A denominação da operação deflagrada mesta quarta-feira se refere aos valores da propina à dupla nacionalidade do cartel investigado, que é ítalo-argentino, que chegou a ser formado por 16 empresas.
As propinas eram pagas por meio de offshores a ex-diretores e ex-gerentes da Petrobras. Um deles embolsou US$9,4 milhões entre 2008 e 2013, e continuou recebendo propina mesmo após sair da empresa, em 2012.

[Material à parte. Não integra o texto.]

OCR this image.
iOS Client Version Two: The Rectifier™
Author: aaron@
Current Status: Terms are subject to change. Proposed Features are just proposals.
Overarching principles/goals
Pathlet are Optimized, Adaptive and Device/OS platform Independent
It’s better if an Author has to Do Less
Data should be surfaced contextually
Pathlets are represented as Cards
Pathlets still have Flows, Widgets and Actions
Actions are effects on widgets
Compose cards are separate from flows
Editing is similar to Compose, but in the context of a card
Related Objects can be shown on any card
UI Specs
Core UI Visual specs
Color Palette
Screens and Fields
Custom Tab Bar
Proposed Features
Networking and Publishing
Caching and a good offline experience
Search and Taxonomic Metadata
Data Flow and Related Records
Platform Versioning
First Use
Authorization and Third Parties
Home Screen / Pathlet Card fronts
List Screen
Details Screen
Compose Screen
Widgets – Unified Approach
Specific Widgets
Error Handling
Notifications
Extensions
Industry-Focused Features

Velhos conhecidos – Dois dos alvos desta fase da Lava Jato, Renato Duque e Jorge Luiz Zelada, são velhos conhecidos do noticiário envolvendo corrupção nos governos do PT.
Preso há 4 anos, Renato Duque e condenado a 104 anos de prisão por roubalheira generalizada nos negócios da Petrobrás durante o governo Lula. Em setembro último, ele propôs um novo acordo de delação premiada.
Condenado a 12 anos e 2 meses, Jorge Luiz Zelada já havia cumprido 3 anos, 10 meses e 9 dias de prisão quando foi beneficiado por indulto e extinção da pena, com base em decreto do ex-presidente Michel Temer.